Film London has launched the Grid Project, a pilot supplying renewable energy to productions in the capital that will reduce air pollution, CO2 emissions, and noise pollution.

Led by Film London, the Grid Project introduces the supply of green energy via the mains network, installing an electrical feeder pillar at a key unit base in Victoria Park, London.

Industry leaders across film, environment and policy have supported the pilot, with funding from the Mayor’s Good Growth Fund supported through the London Economic Action Partnership; NBCUniversal; Interreg Europe’s Green Screen and the British Film Commission.

The Victoria Park pilot has been co-delivered with Tower Hamlets Council and The Film Office, engineering consultant ARUP, UKPN, contractor Ingenious Power and bespoke power distribution pillar specialist Lucy Zodion. 100% renewable energy will be supplied by Ecotricity.
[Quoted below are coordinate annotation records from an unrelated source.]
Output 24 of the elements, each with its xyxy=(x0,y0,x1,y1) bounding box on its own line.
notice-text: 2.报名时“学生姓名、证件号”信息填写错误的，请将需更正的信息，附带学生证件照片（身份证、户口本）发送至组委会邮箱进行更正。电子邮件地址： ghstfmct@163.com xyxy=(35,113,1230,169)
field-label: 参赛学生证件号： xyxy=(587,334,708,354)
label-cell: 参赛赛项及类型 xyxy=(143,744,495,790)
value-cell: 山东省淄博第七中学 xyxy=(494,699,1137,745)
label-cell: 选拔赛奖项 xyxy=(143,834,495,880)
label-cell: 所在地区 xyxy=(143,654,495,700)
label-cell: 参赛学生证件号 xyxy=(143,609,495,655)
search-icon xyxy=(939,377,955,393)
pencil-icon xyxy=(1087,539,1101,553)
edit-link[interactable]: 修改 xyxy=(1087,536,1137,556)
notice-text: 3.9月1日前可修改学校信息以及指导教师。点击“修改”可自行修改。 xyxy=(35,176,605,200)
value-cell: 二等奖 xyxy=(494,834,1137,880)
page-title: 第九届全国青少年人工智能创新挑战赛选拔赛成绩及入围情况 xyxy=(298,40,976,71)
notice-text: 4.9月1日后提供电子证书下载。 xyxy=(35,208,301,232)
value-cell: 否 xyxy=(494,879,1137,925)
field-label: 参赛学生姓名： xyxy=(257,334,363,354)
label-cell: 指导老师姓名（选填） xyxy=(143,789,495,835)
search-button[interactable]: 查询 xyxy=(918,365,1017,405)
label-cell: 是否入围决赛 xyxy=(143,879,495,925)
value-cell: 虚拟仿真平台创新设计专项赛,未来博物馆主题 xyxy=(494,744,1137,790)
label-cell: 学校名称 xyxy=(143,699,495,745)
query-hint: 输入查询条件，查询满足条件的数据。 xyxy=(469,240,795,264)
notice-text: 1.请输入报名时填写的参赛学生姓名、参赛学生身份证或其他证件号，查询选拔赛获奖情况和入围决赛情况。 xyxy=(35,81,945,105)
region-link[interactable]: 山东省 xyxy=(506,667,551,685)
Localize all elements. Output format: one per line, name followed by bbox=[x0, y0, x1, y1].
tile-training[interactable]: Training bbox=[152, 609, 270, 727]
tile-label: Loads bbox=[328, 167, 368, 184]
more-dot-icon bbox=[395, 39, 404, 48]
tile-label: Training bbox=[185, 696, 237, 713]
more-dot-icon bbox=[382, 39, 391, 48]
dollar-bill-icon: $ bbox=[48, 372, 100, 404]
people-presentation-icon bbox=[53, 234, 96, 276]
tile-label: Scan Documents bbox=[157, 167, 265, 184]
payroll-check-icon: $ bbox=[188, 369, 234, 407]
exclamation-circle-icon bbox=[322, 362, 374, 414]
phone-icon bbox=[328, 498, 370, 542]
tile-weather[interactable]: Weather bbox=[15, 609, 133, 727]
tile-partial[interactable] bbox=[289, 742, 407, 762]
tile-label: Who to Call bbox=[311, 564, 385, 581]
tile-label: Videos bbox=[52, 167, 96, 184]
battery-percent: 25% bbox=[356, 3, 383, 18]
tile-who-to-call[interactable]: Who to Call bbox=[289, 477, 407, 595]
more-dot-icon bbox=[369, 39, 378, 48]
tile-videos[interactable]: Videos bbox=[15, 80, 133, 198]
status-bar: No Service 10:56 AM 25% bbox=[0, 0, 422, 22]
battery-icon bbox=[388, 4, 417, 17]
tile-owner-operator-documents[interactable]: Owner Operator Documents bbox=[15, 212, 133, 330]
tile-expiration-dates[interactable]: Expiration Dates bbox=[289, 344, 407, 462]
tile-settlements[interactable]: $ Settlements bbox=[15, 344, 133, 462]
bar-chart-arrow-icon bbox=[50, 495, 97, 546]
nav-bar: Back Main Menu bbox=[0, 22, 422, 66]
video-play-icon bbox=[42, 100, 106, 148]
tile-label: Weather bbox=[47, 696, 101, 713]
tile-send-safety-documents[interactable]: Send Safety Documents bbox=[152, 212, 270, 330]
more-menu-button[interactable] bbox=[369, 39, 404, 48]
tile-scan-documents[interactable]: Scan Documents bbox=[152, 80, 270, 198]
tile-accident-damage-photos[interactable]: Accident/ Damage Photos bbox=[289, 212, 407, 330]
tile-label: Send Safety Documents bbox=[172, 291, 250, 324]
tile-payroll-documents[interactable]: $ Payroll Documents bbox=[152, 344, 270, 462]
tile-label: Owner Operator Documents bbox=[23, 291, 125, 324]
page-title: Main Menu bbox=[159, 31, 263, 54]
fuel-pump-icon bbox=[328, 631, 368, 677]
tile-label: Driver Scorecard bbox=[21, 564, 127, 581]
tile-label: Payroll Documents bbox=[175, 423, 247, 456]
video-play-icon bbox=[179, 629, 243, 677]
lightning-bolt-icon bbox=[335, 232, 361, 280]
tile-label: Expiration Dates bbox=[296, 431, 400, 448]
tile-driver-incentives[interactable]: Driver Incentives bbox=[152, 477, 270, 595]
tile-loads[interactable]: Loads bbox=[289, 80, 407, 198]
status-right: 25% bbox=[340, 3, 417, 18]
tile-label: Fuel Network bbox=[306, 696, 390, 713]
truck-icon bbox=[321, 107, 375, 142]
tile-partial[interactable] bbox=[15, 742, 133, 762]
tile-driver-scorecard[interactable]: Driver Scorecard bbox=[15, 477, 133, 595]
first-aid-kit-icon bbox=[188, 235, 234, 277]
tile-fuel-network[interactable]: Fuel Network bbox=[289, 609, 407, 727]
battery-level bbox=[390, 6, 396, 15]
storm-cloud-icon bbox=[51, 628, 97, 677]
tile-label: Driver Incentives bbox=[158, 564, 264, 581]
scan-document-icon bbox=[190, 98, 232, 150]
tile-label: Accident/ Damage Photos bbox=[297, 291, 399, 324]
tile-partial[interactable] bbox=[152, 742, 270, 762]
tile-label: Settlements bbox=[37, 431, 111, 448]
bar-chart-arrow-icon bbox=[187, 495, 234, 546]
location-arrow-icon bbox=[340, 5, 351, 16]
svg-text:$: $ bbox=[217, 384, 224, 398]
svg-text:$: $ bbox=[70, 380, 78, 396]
Analysis completed by ARUP for Victoria Park estimated that during 2018, production generators consumed 64,082 litres of diesel and 1,656 litres of petrol. The estimated CO2 emitted by the generators was 169,556kg. The Estimated annual particulate matter (based on 0.03g/kWh) was 7.43kg. Estimated annual Nitrous Oxide produced from diesel and petrol was 2,393 kg.

The installation of electrical feeder pillars that productions can plug into will reduce CO2 emissions and air pollutants from Particulate Matter and Nitrogen Dioxide by 100% at point of use, as well as significantly reducing noise pollution. The power cabinets are also available for use during events held in the park, reducing diesel generator usage from other industries.

Attendees at the launch in Victoria Park, London, included Rob Huber, MD UK & Ireland, Universal Pictures International; Shirley Rodrigues, London’s Deputy Mayor for Environment and Energy; Andy Harries, Chief Executive and co-founder of Left Bank Pictures, and Adrian Wootton OBE, Chief Executive, Film London.

Adrian Wootton OBE, Chief Executive of Film London and the British Film Commission, said: “I am thrilled to launch the Grid Project today in Victoria Park. This is a never before done and innovative project in the UK, which we hope creates a template for future developments. We are fully committed to making our screen industries as sustainable as possible, and initiatives like the Grid Project are a brilliant way of guaranteeing lower levels of emissions and noise pollution.

We are very proud to have led on the project, and I hope that the initiative can encourage new projects to enact similar sustainable solutions throughout London and the UK. Working together to address environmental challenges is crucial, and I would like to thank all our partners at NBCUniversal, the GLA and Interreg Europe who have been so valuable in supporting the launch of the project.’’

Rob Huber, MD UK & Ireland, Universal Pictures International, a division of NBCUniversal, said: “NBCUniversal’s film and TV productions work to reduce our environmental impact globally by integrating sustainable best practices working with our local partners. We’re grateful to Film London and our co-sponsors for spearheading the Grid Project and look forward to watching its positive impact across London.”

Andy Harries, Chief Executive and co-founder of Left Bank Pictures, said: “This is a terrific development and another small but significant step towards ensuring the television and film business is as green as possible and climate focussed.”

Dominic Reeve-Tucker, Managing Director of The Film Office, said: “We are proud to co-deliver this project demonstrating our commitment in helping our industry reduce the environmental impact of filming in both Tower Hamlets and London. This green energy supply in the iconic Victoria Park will support more sustainable production and creative activity in the area by improving air quality and achieving significant reductions in emissions and noise for the benefit of all parties. A huge thank you for all the hard work and efforts by all involved in helping to transition to a cleaner and more sustainable future.”